Yeah. Im guilty. Probably get 20 if i go half a gear high.

But i love my car. Hate econo boxes. And wasnt going to buy a work car. I just keep swapping out parts on my only car.

But my car is japanese atleast.


----------



## whiskeyboat (Oct 14, 2017)

I use a Grand Marquis, 16mpg so I only drive peak hours and DF trips.


----------



## Uber's Guber (Oct 22, 2017)

rideshare2870 said:


> I've actually took an Uber with a guy who had a Chrsyler 300 with over 9K rides. The whole time he complainied about his 14 MPG and that he "couldn't figure it out".


He forgot to take his smart pills.


----------



## rideshare2870 (Nov 23, 2017)

Uber's Guber said:


> He forgot to take his smart pills.


I guess so, because he drives all the time. I had this driver twice. I could of had him a few more times too but I cancel when I see him. I just can't listen to more complaining from him but yet he's out there.


----------



## RideshareGentrification (Apr 10, 2018)

You guys look at mpg too closely, you should be looking at operation costs. 
If someone goes out and buys a brand new prius that get 45mpg but has a $400 car payment and $150 insurance payment he's probably making less than the guy driving a 2005 suburban that gets 14 mpg but can drive xl. Car is paid for and insurance is probably cut in half. So his monthly car expense is $75 for insurance plus gas (maintenance and repair) compared to $550 (plus maintenance probably no repair costs)

Better yet is having a 2005 mini van that gets 22mpg like an odyssey or something that's paid for low insurance etc... 

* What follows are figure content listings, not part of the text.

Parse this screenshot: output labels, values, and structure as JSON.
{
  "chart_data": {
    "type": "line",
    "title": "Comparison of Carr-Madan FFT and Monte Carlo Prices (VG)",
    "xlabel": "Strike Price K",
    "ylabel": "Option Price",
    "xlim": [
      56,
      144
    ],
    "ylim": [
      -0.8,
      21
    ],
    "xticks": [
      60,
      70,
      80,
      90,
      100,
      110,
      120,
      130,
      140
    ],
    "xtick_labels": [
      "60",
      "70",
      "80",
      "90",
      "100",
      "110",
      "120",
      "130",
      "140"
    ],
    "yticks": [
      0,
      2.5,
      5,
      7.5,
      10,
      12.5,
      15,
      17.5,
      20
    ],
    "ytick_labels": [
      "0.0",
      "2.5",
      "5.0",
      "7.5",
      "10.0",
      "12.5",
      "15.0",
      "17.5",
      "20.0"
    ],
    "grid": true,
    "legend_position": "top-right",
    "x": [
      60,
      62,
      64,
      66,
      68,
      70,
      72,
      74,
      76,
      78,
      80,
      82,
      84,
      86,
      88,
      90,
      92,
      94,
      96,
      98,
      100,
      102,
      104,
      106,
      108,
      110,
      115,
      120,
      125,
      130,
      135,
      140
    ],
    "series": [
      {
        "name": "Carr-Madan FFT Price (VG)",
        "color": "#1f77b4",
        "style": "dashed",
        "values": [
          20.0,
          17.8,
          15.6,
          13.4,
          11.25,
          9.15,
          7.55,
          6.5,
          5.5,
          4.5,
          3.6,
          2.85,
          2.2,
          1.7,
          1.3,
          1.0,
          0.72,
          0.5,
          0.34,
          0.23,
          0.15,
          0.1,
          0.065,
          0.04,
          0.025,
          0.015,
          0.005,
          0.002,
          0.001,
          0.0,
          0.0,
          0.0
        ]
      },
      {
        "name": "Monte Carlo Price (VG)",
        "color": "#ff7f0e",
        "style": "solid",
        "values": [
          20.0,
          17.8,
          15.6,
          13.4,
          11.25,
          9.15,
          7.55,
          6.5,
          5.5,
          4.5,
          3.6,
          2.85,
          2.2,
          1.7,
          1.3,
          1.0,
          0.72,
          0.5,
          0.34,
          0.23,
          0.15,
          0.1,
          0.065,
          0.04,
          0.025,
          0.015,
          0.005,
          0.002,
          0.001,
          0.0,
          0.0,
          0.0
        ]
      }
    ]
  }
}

Don't get too hung up on gas costs also maybe it's a person who owns that car and only does uber a few hours a week or something


----------



## henrygates (Mar 29, 2018)

RideshareGentrification said:


> You guys look at mpg too closely, you should be looking at operation costs.
> If someone goes out and buys a brand new prius that get 45mpg but has a $400 car payment and $150 insurance payment he's probably making less than the guy driving a 2005 suburban that gets 14 mpg but can drive xl. Car is paid for and insurance is probably cut in half. So his monthly car expense is $75 for insurance plus gas (maintenance and repair) compared to $550 (plus maintenance probably no repair costs)
> 
> Better yet is having a 2005 mini van that gets 22mpg like an odyssey or something that's paid for low insurance etc...
> ...


Totally. My van gets 18mpg. Yes it does XL but I have to take a lot of X trips also. I've run the numbers and if I were to buy a $10k Prius (plus tax), even with 50mpg, I would be making less due to loan payments, insurance, etc. Gas would have to be pushing $4/gal for it to even break even.


----------



## rideshare2870 (Nov 23, 2017)

henrygates said:


> Totally. My van gets 18mpg. Yes it does XL but I have to take a lot of X trips also. I've run the numbers and if I were to buy a $10k Prius (plus tax), even with 50mpg, I would be making less due to loan payments, insurance, etc. Gas would have to be pushing $4/gal for it to even break even.


I've seen Priuses in under 5K in my area. It helps to have a 15 year limit here in NY.


----------